50) ‘Din bir yanılsamadır ve gücünü içgüdüsel arzularımızla arasındaki muhteşem uyumdan alır.’
51) ‘Tüm rüyaların ortak yönleri vardır. Nitekim hepsi, gün içinde alevlenen fakat gerçekleştirilemeyen arzuların biz uyurken tatmin edilmesinden ibarettir. Rüyalar, arzuların en basit ve açık şekilde gerçekleştirilmesidir.’
52) ‘İnsanoğlu adeta prostetik bir Tanrı’ya dönüşmüş durumda.’

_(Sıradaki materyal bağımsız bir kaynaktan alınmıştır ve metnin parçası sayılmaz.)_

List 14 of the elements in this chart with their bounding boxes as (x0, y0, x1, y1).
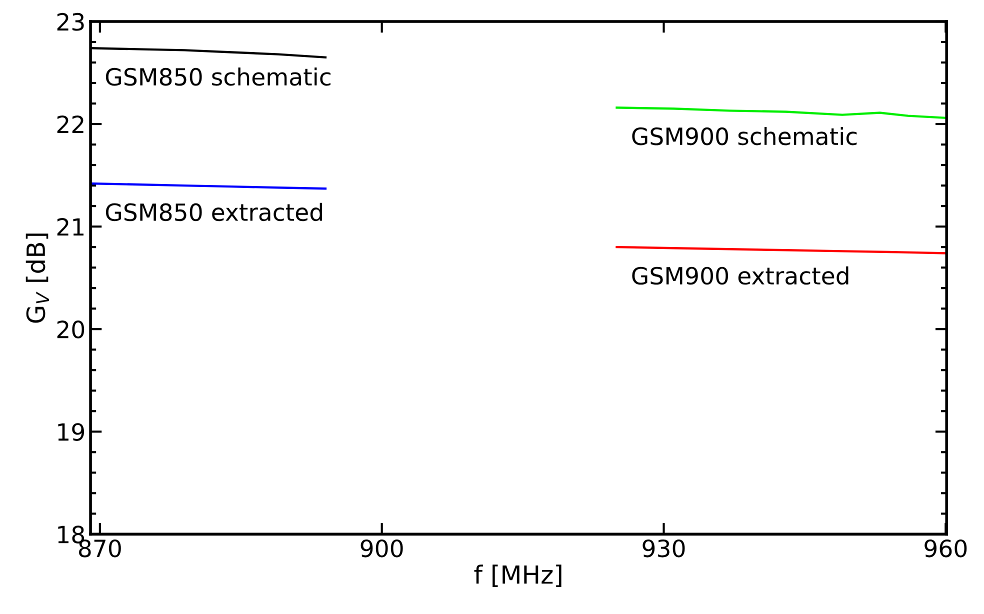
x-axis-title: f [MHz] (474, 564, 562, 587)
series-label: GSM900 extracted (632, 266, 848, 285)
y-tick-label: 20 (57, 320, 84, 338)
series-label: GSM850 schematic (106, 67, 330, 86)
y-tick-label: 23 (57, 12, 84, 31)
series-label: GSM900 schematic (632, 126, 857, 146)
y-tick-label: 21 (57, 218, 84, 236)
x-tick-label: 960 (924, 539, 967, 558)
y-tick-label: 22 (57, 115, 84, 133)
series-label: GSM850 extracted (106, 202, 322, 222)
x-tick-label: 930 (642, 539, 685, 558)
x-tick-label: 900 (360, 539, 403, 558)
y-axis-title: G$_{V}$ [dB] (26, 234, 49, 323)
y-tick-label: 19 (58, 423, 84, 441)
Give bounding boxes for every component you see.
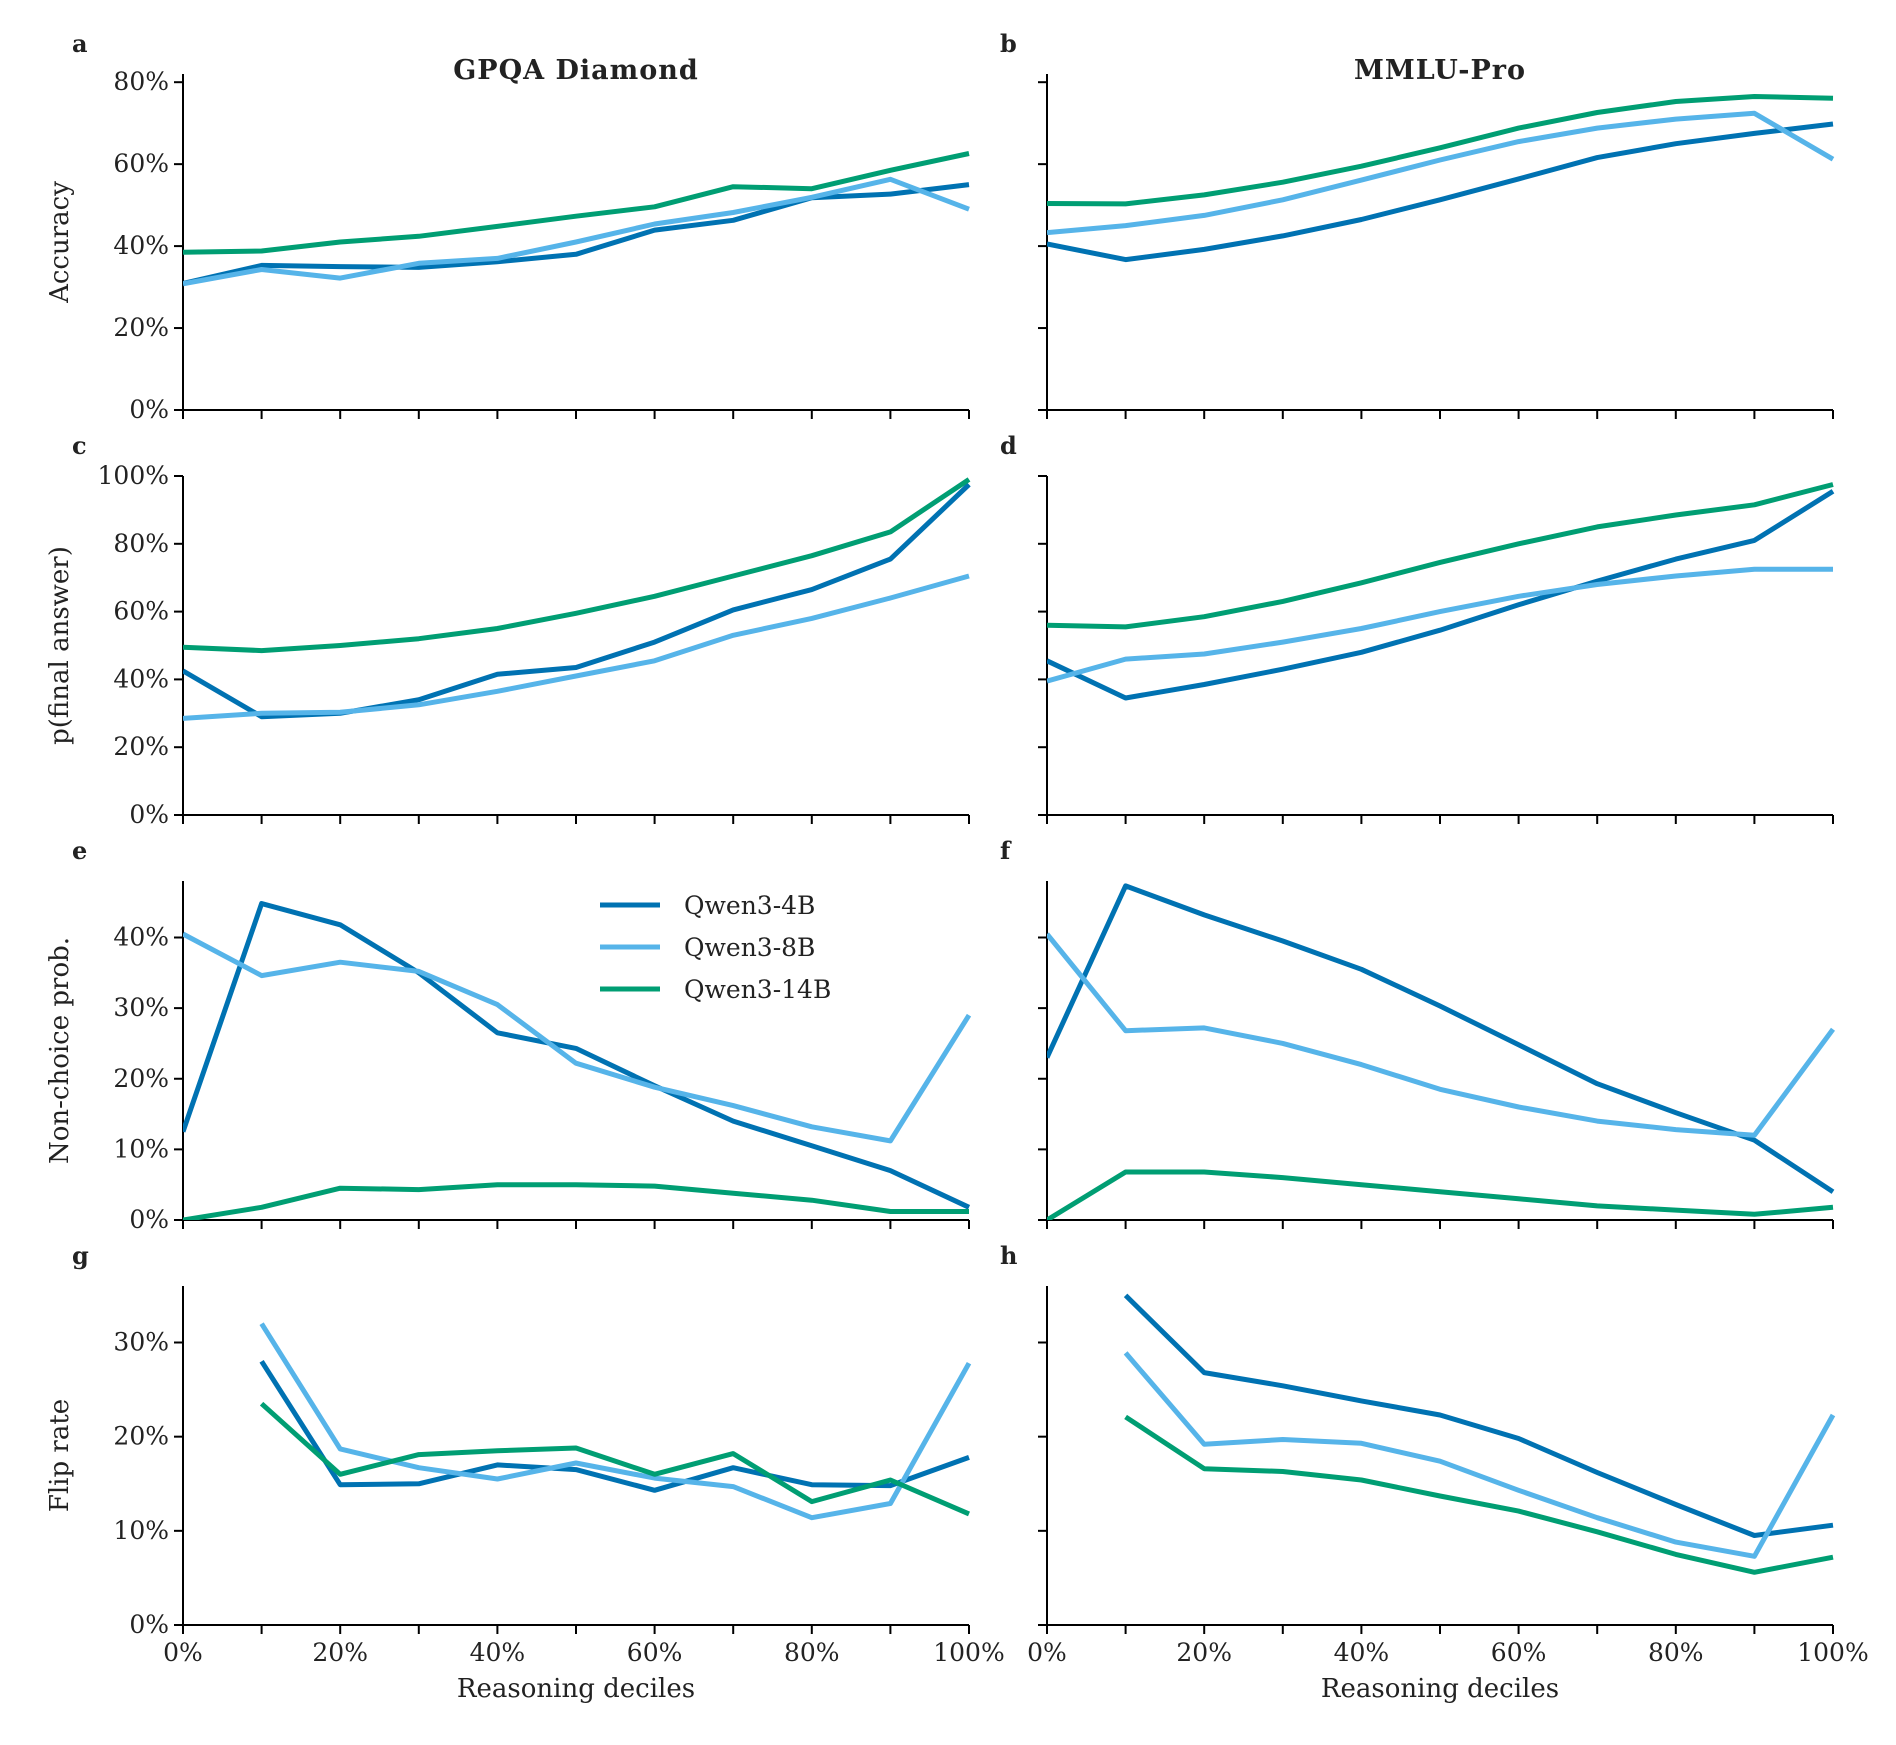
panel-g: 0% 10% 20% 30% 0% 20% 40% 60% 80% 100% Reasoning d…	[45, 1241, 1005, 1704]
series-line-qwen3-14b	[1047, 94, 1834, 207]
y-axis-label: Flip rate	[45, 1399, 75, 1512]
column-title: GPQA Diamond	[453, 55, 698, 86]
x-tick-label: 20%	[312, 1638, 368, 1667]
series-line-qwen3-14b	[183, 151, 970, 255]
x-tick-label: 80%	[1648, 1638, 1704, 1667]
series-line-qwen3-14b	[183, 1182, 969, 1220]
y-tick-label: 0%	[129, 1205, 169, 1234]
x-axis-label: Reasoning deciles	[457, 1674, 695, 1704]
panel-h: 0% 20% 40% 60% 80% 100% Reasoning deciles h	[1000, 1241, 1869, 1704]
series-line-qwen3-8b	[183, 176, 970, 287]
y-tick-label: 40%	[113, 923, 169, 952]
y-tick-label: 0%	[129, 395, 169, 424]
y-tick-label: 60%	[113, 597, 169, 626]
series-line-qwen3-8b	[1047, 110, 1835, 236]
y-axis-label: p(final answer)	[45, 546, 75, 745]
series-line-qwen3-4b	[183, 182, 970, 286]
series-line-qwen3-4b	[1047, 883, 1835, 1194]
panel-letter: c	[72, 431, 87, 460]
panel-letter: b	[1000, 29, 1017, 58]
series-line-qwen3-4b	[1123, 1293, 1834, 1538]
series-line-qwen3-14b	[1047, 1169, 1834, 1220]
legend-label: Qwen3-14B	[684, 975, 831, 1004]
legend: Qwen3-4B Qwen3-8B Qwen3-14B	[600, 891, 831, 1004]
column-title: MMLU-Pro	[1354, 55, 1526, 86]
x-tick-label: 80%	[784, 1638, 840, 1667]
x-tick-label: 100%	[1797, 1638, 1868, 1667]
panel-b: b MMLU-Pro	[1000, 29, 1835, 419]
x-tick-label: 60%	[627, 1638, 683, 1667]
y-tick-label: 10%	[113, 1516, 169, 1545]
panel-letter: a	[72, 29, 88, 58]
y-tick-label: 20%	[113, 1064, 169, 1093]
series-line-qwen3-8b	[1123, 1351, 1836, 1559]
panel-letter: f	[1000, 836, 1012, 865]
y-axis-label: Non-choice prob.	[45, 937, 75, 1164]
series-line-qwen3-8b	[1047, 566, 1833, 684]
y-tick-label: 100%	[98, 461, 169, 490]
x-axis-label: Reasoning deciles	[1321, 1674, 1559, 1704]
panel-d: d	[1000, 431, 1835, 824]
y-tick-label: 30%	[113, 993, 169, 1022]
legend-label: Qwen3-8B	[684, 933, 815, 962]
x-tick-label: 60%	[1491, 1638, 1547, 1667]
panel-e: 0% 10% 20% 30% 40% Non-choice prob. e	[45, 836, 972, 1234]
series-line-qwen3-14b	[1047, 482, 1834, 630]
y-tick-label: 20%	[113, 732, 169, 761]
y-tick-label: 40%	[113, 664, 169, 693]
y-axis-label: Accuracy	[45, 181, 75, 304]
panel-letter: d	[1000, 431, 1017, 460]
x-tick-label: 0%	[163, 1638, 203, 1667]
panel-letter: g	[72, 1241, 89, 1270]
y-tick-label: 60%	[113, 149, 169, 178]
series-line-qwen3-8b	[183, 573, 970, 721]
panel-letter: h	[1000, 1241, 1017, 1270]
series-line-qwen3-4b	[1047, 489, 1835, 701]
x-tick-label: 0%	[1027, 1638, 1067, 1667]
series-line-qwen3-14b	[1124, 1414, 1834, 1575]
series-line-qwen3-4b	[1047, 121, 1834, 263]
series-line-qwen3-14b	[259, 1401, 970, 1517]
panel-letter: e	[72, 836, 87, 865]
panel-c: 0% 20% 40% 60% 80% 100% p(final answer) c	[45, 431, 971, 829]
x-tick-label: 40%	[1334, 1638, 1390, 1667]
x-tick-label: 20%	[1176, 1638, 1232, 1667]
series-line-qwen3-14b	[183, 477, 971, 654]
series-line-qwen3-8b	[183, 931, 972, 1144]
legend-label: Qwen3-4B	[684, 891, 815, 920]
y-tick-label: 80%	[113, 67, 169, 96]
series-line-qwen3-4b	[183, 482, 971, 720]
series-line-qwen3-8b	[1047, 932, 1836, 1138]
panel-a: 0% 20% 40% 60% 80% Accuracy a GPQA Diamond	[45, 29, 970, 424]
y-tick-label: 30%	[113, 1328, 169, 1357]
x-tick-label: 100%	[933, 1638, 1004, 1667]
y-tick-label: 40%	[113, 231, 169, 260]
y-tick-label: 0%	[129, 800, 169, 829]
panel-f: f	[1000, 836, 1836, 1229]
series-line-qwen3-4b	[183, 901, 971, 1210]
y-tick-label: 20%	[113, 313, 169, 342]
y-tick-label: 20%	[113, 1422, 169, 1451]
y-tick-label: 10%	[113, 1134, 169, 1163]
y-tick-label: 80%	[113, 529, 169, 558]
y-tick-label: 0%	[129, 1610, 169, 1639]
series-line-qwen3-4b	[259, 1359, 970, 1493]
series-line-qwen3-8b	[259, 1322, 972, 1521]
x-tick-label: 40%	[470, 1638, 526, 1667]
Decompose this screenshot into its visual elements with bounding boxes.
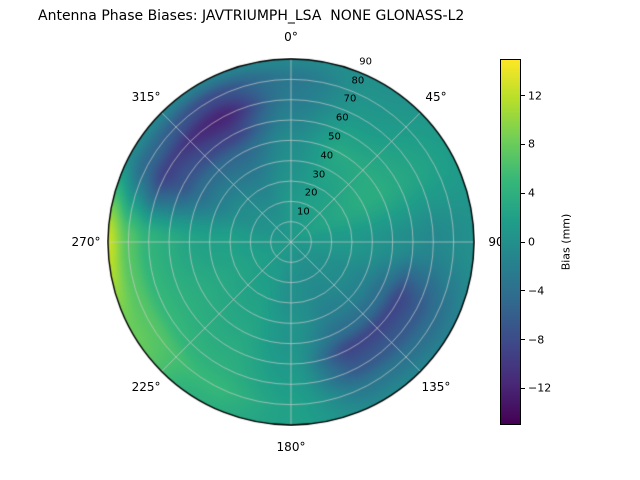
colorbar-label: Bias (mm) (559, 213, 573, 271)
angle-label-270: 270° (71, 235, 101, 249)
colorbar-tick-label: −4 (528, 284, 545, 298)
colorbar-tick-mark (521, 241, 525, 243)
radial-tick-label-10: 10 (296, 206, 310, 218)
radial-tick-label-70: 70 (343, 93, 357, 105)
angle-label-225: 225° (131, 379, 161, 394)
radial-tick-label-40: 40 (320, 150, 334, 162)
radial-tick-label-20: 20 (304, 187, 318, 199)
colorbar-tick-mark (521, 339, 525, 341)
polar-heatmap (107, 58, 475, 426)
colorbar-tick-mark (521, 192, 525, 194)
radial-tick-label-60: 60 (335, 112, 349, 124)
colorbar-tick-mark (521, 290, 525, 292)
colorbar-tick-mark (521, 387, 525, 389)
angle-label-90: 90 (488, 235, 504, 249)
colorbar (500, 59, 521, 425)
radial-tick-label-90: 90 (359, 56, 372, 68)
angle-label-315: 315° (131, 90, 161, 105)
angle-label-180: 180° (276, 440, 306, 454)
colorbar-tick-label: 4 (528, 186, 535, 200)
colorbar-tick-label: 8 (528, 137, 535, 151)
angle-label-0: 0° (284, 30, 298, 44)
radial-tick-label-30: 30 (312, 169, 326, 181)
colorbar-tick-label: −8 (528, 333, 545, 347)
radial-tick-label-80: 80 (351, 75, 365, 87)
colorbar-tick-label: 0 (528, 235, 535, 249)
chart-title: Antenna Phase Biases: JAVTRIUMPH_LSA NON… (38, 8, 465, 24)
angle-label-135: 135° (421, 379, 451, 394)
colorbar-tick-mark (521, 143, 525, 145)
angle-label-45: 45° (425, 90, 447, 105)
radial-tick-label-50: 50 (328, 131, 341, 143)
colorbar-tick-mark (521, 95, 525, 97)
colorbar-tick-label: 12 (528, 89, 542, 103)
colorbar-tick-label: −12 (528, 381, 552, 395)
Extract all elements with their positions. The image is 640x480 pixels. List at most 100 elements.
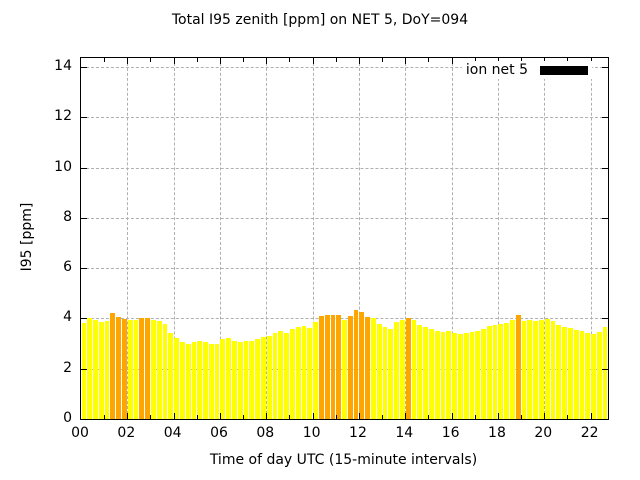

53) ‘Suçluların büyük bir kısmında, bilhassa da genç olanlarda, çok güçlü bir suçluluk duygusu vardır. Ve bu suçluluk duygusu, suçun işlenmesinden çok daha önce kişide mevcuttur. Dolayısıyla, bu duygu suçun işlenmesinin bir sonucu değil, aksine onu motive eden şeydir. Bu durumda, kişinin suç işleyerek yaptığı şey aslında içindeki bu bilinçdışı suçluluk duygusunu gerçek ve dolaysız bir nesneye bağlayarak bir nebze de olsa rahatlayabilme çabasıdır.’
54) ‘Her ne kadar kulağa pek hoş gelmese ve mantığa aykırıymış gibi görünse de, şunu ifade etmemiz gerekir: Hem aşık olup hem kendini gerçekten özgür ve mutlu hisseden bir kimse, kadınlara gösterdiği saygının üstesinden gelmiş ve annesi veya kız kardeşiyle ensest bir ilişkiye girme fikrini yavaş yavaş kabullenmeye başlamış demektir.’
55) ‘Kendi kendimizez diyoruz ki, eğer tüm evreni yaratan ve onu bizler için bir bir çeşit nimetle donatan bir Tanrı olsaydı ve ahiret denen yer de gerçek olsalydı, ne güzel olurdu. Halbuki tüm bunların gerçekte var olmadığı ve sadece masum birer dilekten ibaret oldukları çok açıktır. Ve eğer bizim zavallı birer cahil olan atalarımız tüm bu çetrefilli kozmik soruların cevabını bulmuş olsalardı, işte o zaman çok daha güzel olacaktır.’
56) ‘”Erkekler, sevilmeyi istemeyen kaba varlıklardır” veya “erkekler bir saldırıya uğradığında yapacakları şey en fazla kendilerini savunmaktır,” gibi düşünceler, her ne kadar doğruluğu insanlar tarafından kabul edilmese de, az çok gerçeklik payı olan düşüncelerdir. Ancak, şunu da belirtmeliyiz ki, erkeklerin içgüdüsel donanımları arasında saldırganlıkta çok önemli bir yere sahiptir.’
57) ‘Mutlu olma ihtimalimiz bünyemiz tarafından zaten sınırlandırılmıştır. Mutsuzluğu tecrübe etmek ise, mutluluğa nazaran daha kolaydır. İnsan, üç farklı yönden gelen acı çekme tehditleriyle karşı karşıyadır. Bunlardan biri, bizzat kendi bedenimizden kaynaklanan ve bir süre sonra yok olup gitmeye mahkum olan ve uyarıcı birer işaret olarak ağrı ve endişe olmadan yapamayan acılar; diğeri, dış dünyadan kaynaklanan ve bunaltıcı ve acımasız yıkımlarla daha da hiddetlenen acılar; sonuncusu ise diğer insanlarla aramızdaki ilişkilerden kaynaklanan acılardır. İşte bu sonuncusundan kaynaklananlar, diğerlerine nazaran muhtemelenn en ıstıraplı acılardır.’